Tuesday, September 20, 2016

The Firegirl and the Circus

     When the rain finally stopped, the town awoke. From my window, I watched as the street traffic slowed and the sidewalk traffic sped up. Window shopping had become popular again, and run-down street vendors attempted to sell their rubbery hot dogs to light-footed pedestrians.

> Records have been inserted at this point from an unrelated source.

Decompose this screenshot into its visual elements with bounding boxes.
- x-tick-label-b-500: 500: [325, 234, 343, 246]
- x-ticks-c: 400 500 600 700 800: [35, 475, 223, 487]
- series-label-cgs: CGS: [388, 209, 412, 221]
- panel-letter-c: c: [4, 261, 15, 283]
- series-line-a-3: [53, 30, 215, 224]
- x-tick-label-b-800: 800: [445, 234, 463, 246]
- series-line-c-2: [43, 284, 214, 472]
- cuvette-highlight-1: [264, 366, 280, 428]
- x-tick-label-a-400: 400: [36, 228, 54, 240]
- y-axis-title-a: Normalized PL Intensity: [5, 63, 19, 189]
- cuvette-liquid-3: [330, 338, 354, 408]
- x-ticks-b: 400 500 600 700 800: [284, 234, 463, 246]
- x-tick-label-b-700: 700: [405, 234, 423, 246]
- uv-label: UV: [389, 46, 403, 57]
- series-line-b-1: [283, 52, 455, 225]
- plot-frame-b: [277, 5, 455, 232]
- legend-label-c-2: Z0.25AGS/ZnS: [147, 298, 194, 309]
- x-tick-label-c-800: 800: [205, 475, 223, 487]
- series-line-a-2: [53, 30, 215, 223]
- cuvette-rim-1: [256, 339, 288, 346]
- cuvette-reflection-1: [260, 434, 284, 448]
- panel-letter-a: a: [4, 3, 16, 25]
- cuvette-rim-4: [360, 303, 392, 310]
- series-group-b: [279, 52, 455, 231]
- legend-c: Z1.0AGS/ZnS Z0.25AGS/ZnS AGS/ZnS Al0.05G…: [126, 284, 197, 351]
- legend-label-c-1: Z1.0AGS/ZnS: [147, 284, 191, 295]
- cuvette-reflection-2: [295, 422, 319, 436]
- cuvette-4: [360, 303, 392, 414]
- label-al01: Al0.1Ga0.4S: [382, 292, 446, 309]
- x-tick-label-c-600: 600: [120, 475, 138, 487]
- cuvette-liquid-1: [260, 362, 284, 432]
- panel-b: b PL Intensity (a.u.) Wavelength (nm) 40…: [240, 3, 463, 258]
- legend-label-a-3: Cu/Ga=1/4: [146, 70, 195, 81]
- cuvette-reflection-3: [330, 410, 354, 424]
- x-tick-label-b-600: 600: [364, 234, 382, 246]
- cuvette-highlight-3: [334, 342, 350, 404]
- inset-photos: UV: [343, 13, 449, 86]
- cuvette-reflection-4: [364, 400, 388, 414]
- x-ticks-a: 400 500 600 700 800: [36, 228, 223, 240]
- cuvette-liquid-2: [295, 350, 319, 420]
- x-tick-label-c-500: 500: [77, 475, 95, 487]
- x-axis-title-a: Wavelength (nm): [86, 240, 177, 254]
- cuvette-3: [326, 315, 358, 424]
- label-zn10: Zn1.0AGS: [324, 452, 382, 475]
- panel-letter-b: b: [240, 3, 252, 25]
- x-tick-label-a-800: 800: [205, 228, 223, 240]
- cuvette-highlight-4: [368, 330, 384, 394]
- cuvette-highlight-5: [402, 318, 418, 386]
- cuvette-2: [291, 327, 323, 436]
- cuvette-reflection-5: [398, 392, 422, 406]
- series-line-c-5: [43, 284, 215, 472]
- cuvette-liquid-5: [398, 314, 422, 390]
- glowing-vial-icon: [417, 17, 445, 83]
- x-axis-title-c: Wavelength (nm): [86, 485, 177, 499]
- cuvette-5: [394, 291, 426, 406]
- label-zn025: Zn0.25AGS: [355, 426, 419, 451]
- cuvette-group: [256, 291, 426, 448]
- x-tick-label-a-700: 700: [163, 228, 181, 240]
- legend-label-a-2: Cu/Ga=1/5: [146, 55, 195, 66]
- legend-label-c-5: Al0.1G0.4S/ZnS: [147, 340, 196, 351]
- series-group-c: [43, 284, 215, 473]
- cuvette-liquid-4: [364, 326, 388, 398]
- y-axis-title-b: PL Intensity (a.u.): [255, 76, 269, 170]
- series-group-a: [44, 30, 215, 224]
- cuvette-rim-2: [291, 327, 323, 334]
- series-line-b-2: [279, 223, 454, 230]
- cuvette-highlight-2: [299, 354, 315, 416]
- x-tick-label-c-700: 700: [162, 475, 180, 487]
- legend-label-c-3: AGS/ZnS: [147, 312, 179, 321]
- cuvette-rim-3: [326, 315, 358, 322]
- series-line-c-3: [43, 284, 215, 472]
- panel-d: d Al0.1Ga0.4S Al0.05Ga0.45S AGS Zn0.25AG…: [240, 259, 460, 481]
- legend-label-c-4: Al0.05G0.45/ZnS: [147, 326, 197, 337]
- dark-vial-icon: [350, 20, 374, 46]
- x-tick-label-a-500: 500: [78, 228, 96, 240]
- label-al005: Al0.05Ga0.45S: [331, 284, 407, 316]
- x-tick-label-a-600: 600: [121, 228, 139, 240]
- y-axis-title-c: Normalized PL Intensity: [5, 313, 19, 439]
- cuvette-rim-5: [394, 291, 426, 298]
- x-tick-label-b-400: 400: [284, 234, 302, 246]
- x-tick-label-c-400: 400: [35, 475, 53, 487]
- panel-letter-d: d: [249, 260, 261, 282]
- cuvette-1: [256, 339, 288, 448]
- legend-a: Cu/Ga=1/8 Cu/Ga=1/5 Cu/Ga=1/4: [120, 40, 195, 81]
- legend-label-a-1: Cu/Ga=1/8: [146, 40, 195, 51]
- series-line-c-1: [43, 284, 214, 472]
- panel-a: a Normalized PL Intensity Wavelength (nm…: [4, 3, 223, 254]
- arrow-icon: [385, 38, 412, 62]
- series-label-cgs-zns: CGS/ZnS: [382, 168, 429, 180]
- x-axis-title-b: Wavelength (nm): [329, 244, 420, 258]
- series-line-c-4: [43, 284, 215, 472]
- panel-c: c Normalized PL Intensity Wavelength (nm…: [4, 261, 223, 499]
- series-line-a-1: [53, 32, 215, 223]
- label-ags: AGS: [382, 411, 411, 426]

     I preferred the rain, but couldn't complain about the nice weather. As my father used to tell me, "a day at sea is made better by sunny skies and still water." I hadn't thought about my father in a long time, or my childhood of ship-hopping. I turned away from the window, going into the kitchen to look for some lunch. It was Thursday, and I had closed the aquarium for the day, since outdoor activities would be in high demand this week, and besides, rumor had it there was a circus in town. I peeled open the refrigerator, its seldom-used seal sticky with youth. The racks were mostly empty aside from a paper-wrapped salmon steak and some sea salt in a ceramic dish, covered in cellophane. I sighed, glancing over at the wall where my overbearing landlady, Helen, had pasted a food pyramid.
     "You need to eat all of the food groups!" she had insisted, pointing a thin, wrinkled finger up at me from her four-foot-eleven-inch height. "Protein alone won't cut it!"
     I didn't bother telling her that I had grown up eating hardly anything but fish. An occasional dinner roll, if we were harbored for the night, or dried fruit. Now she was asking me to take regular trips to the grocery store, a place I had never been fond of. It's unnatural, a form of gluttony that only self-proclaimed "civilized people" find acceptable. Scowling, I glanced again at the picture of the food pyramid, and my shoulders dropped. I sighed, thinking aloud, "Helen, this one's for you. I'm going to buy a salad."
     On my way back from the grocery store, I carried a bag of lettuce in my right hand. I had looked around at the other salad toppings, but didn't find anything I thought I'd want. I stepped in the puddles on the way home, water logging my sneakers again.
     I turned the corner to enter the apartment building, and nearly ran into a portly man with a smiling mustache. His tall purple hat almost stretched above my eye level.
     "Tickets!" he insisted. "The circus is in town for one night only. Don't want to miss it, Grey!"
     "What did you just call me?" I asked, my heart skipping a beat at the familiar name.
     "Grey. Have you seen your eyes lately?"
     "Oh, right. My eyes." I shook my head, trying to escape the overwhelming sense of deja vu. I had not been mistaken for my father in years, not since I had left his world behind.
     The man shoved two circus tickets into my hand, despite my weak protests, and was gone before I could hand them back.
     I trudged up the stairs with a bag full of salad and two tickets to the circus.
    At six thirty, I sat at the table with the tickets in my hand. I didn't need two; I didn't have anyone I wanted to take. But I decided to at least walk by to see what it was all about. I crossed the park under the cloak of dusk, toward the spotlights of the big-top. A sign stood outside one of the smaller tents, reading "House of Mirrors" in careful, spidery lettering. No one was going in or out. I pushed open the flap of the tent, greeted immediately by thirty reflections of myself. Tall and lean, with dark skin and hair, and grey eyes.
    I heard someone laugh around the corner, and when I looked, a guy about my age was contorting his face in the mirror, amused by his reflection.
    "You gonna drink the rest of that water?" I asked, gesturing towards the bottle he was holding.
    "I was planning to." he said. "Why'd you ask?"
    "Oh, I just like water," I said. It was true.
    "Hey," the boy said suddenly, "you wanna see if those twins are actually magical? The boy and the girl?"
     "Sure," I said, leaning forward. "I'm Beckham. You are?"
     "Nathaniel." 
     An adventure. I was most certainly up for it. We walked around the big top tent, our shoes squelching in the mud. As we rounded the back, Nathaniel noticed a young girl standing stock-still in the grass, her back faced toward us. Nathaniel cleared his throat, to bring our presence to her attention, but if she heard him she did not react. I walked in a wide circle around her, noting her ember-colored hair that was so vivid it seemed to glow. I had to suppress a gasp when I saw her face. Scarlet lines covered her cheeks, cross-crossing and swirling in extravagant patterns, metallic and dark against her deathly pale skin. Her eyes were yellow and red, almost inhumanly large and wide. Her fingertips were glowing, hot and steaming against her white nightgown. She stared straight ahead, her eyes wide and unblinking. My heart dropped in my chest. It wasn't the girl's unusual appearance that shocked me. It was the fact that I'd seen her before, on a hidden island discovered by Greyson Wingarsheek. My father.